Submitted to: Journal of Biological Chemistry
Publication Type: Peer Reviewed Journal
Publication Acceptance Date: 1/31/2014
Publication Date: 3/15/2014
Citation: Chaudet, M.M., Naumann, T.A., Price, N.P., Rose, D. 2014. Crystallographic structure of ChitA, a glycoside hydrolase family 19, plant class IV chitinase from Zea mays. Protein Science. 23(5):586-593. Interpretive Summary: Plant chitinases are proteins involved in defense against fungal pathogens. Previously, we identified ChitA chitinase as a protein that reduces ear rot and fungal toxin contamination of corn. In this research we utilized a technique called X-ray crystallography to determine the structure of ChitA. With the aid of a computer the structure can be visualized as a 3-dimensional model. This detailed model reveals the individual amino acids (the building blocks of proteins) in ChitA that directly interact with its substrate. This creates a direct link between the DNA sequence of corn and a chemical reaction involved in plant defense. This information is important because it will enable future studies of ChitA aimed at further understanding its biological role and how its activity can be manipulated in plants to reduce corn ear rot and mycotoxin contamination. The structure, moreover, will be publicly available to aid other scientists who study similar proteins.

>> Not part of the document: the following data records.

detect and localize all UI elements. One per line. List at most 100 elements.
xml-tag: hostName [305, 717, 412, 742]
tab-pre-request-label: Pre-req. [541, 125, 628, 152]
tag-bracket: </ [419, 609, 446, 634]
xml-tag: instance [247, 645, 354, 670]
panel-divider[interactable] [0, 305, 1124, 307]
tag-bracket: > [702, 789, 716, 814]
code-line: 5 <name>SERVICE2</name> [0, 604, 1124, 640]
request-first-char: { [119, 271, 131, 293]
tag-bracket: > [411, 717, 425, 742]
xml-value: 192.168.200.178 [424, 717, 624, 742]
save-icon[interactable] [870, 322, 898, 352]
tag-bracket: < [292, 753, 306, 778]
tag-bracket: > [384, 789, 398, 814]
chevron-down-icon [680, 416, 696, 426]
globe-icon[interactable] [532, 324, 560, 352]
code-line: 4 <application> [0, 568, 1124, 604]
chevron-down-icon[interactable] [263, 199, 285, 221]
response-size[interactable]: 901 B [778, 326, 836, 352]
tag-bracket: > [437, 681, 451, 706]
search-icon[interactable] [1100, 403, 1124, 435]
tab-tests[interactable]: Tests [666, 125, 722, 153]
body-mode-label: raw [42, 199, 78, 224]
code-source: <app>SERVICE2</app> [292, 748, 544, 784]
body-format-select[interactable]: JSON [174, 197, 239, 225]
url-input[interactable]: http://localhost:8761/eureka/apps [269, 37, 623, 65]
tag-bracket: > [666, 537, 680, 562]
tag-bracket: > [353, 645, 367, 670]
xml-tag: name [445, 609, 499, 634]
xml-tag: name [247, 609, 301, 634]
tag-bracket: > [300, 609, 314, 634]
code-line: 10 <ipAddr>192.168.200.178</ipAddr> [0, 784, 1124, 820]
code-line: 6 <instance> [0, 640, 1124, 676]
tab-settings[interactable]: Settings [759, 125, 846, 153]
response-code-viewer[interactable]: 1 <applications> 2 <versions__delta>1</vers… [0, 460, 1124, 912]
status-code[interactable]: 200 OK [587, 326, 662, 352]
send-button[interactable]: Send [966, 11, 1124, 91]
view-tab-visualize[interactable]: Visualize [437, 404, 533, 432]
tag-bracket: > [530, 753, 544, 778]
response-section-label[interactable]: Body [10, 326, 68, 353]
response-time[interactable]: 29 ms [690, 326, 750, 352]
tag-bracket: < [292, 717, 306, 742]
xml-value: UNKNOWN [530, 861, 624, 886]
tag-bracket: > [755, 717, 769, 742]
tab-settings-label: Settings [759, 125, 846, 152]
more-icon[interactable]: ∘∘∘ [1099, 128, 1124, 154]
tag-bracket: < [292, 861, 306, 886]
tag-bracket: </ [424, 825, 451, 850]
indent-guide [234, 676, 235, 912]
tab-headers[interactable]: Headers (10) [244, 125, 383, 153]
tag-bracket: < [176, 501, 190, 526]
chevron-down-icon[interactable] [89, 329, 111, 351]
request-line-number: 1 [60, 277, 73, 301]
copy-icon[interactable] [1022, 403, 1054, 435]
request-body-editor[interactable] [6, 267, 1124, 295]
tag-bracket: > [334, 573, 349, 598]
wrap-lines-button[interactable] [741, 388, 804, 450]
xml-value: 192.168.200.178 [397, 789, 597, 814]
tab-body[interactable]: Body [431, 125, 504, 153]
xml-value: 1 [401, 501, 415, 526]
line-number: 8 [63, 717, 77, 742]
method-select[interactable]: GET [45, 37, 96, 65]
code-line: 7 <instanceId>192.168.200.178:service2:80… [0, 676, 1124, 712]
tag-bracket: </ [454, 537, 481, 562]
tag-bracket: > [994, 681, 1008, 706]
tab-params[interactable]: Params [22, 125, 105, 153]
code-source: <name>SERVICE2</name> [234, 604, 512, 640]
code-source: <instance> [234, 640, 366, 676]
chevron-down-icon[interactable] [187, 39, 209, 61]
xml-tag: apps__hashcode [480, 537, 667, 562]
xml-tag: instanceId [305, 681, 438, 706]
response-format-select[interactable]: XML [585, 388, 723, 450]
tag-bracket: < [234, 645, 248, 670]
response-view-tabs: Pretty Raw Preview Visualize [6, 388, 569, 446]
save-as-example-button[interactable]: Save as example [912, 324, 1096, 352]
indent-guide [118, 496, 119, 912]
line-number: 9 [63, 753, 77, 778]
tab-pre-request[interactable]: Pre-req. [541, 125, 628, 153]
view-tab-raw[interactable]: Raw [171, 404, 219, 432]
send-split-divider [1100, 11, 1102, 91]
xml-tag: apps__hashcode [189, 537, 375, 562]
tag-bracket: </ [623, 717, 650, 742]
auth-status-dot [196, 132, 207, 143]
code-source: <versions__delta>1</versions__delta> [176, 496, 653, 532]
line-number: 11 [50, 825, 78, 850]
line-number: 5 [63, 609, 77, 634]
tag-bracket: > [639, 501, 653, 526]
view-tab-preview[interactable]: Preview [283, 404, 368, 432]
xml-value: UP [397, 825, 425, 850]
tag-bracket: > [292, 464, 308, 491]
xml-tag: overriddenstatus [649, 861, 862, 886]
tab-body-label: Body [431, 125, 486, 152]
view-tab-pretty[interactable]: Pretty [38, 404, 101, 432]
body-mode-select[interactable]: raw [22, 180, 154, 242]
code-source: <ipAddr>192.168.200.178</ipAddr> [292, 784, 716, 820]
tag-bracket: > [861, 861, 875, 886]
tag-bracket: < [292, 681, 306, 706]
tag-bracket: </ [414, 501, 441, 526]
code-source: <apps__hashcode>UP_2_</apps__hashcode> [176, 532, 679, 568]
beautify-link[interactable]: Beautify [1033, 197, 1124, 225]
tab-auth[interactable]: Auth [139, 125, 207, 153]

Technical Abstract: Maize ChitA chitinase is composed of a small, hevein-like domain attached to a carboxy-terminal chitinase domain. During fungal ear rot, the hevein-like domain is cleaved by secreted fungal proteases to produce truncated forms of ChitA. Here we report a structural and biochemical characterization of truncated ChitA (ChitA 'N). ChitA 'N and a mutant form (ChitA 'N-EQ) were expressed and purified. Enzyme assays showed that ChitA 'N activity was unaffected compared to full-length enzyme. Mutation of Glu62 to Gln (ChitA 'N-EQ) abolished chitinase activity while increasing observed substrate binding, demonstrating that Glu62 is directly involved in catalysis. Using X-ray crystallography, a co-crystal structure of ChitA 'N with bound product of chitobiose was solved, as well as the apo-structure of ChitA 'N-EQ. These structures identified Glu62, Arg177, and Glu165 as having key roles in hydrolysis. They also identified Ser103 and Tyr106 as important residues in substrate binding. These findings demonstrate that the hevein-like domain is not needed for enzyme activity. Moreover, comparison of the co-crystal structure of this plant class IV chitinase with structures from larger class I and II enzymes demonstrates that they have evolved to accommodate shorter substrates.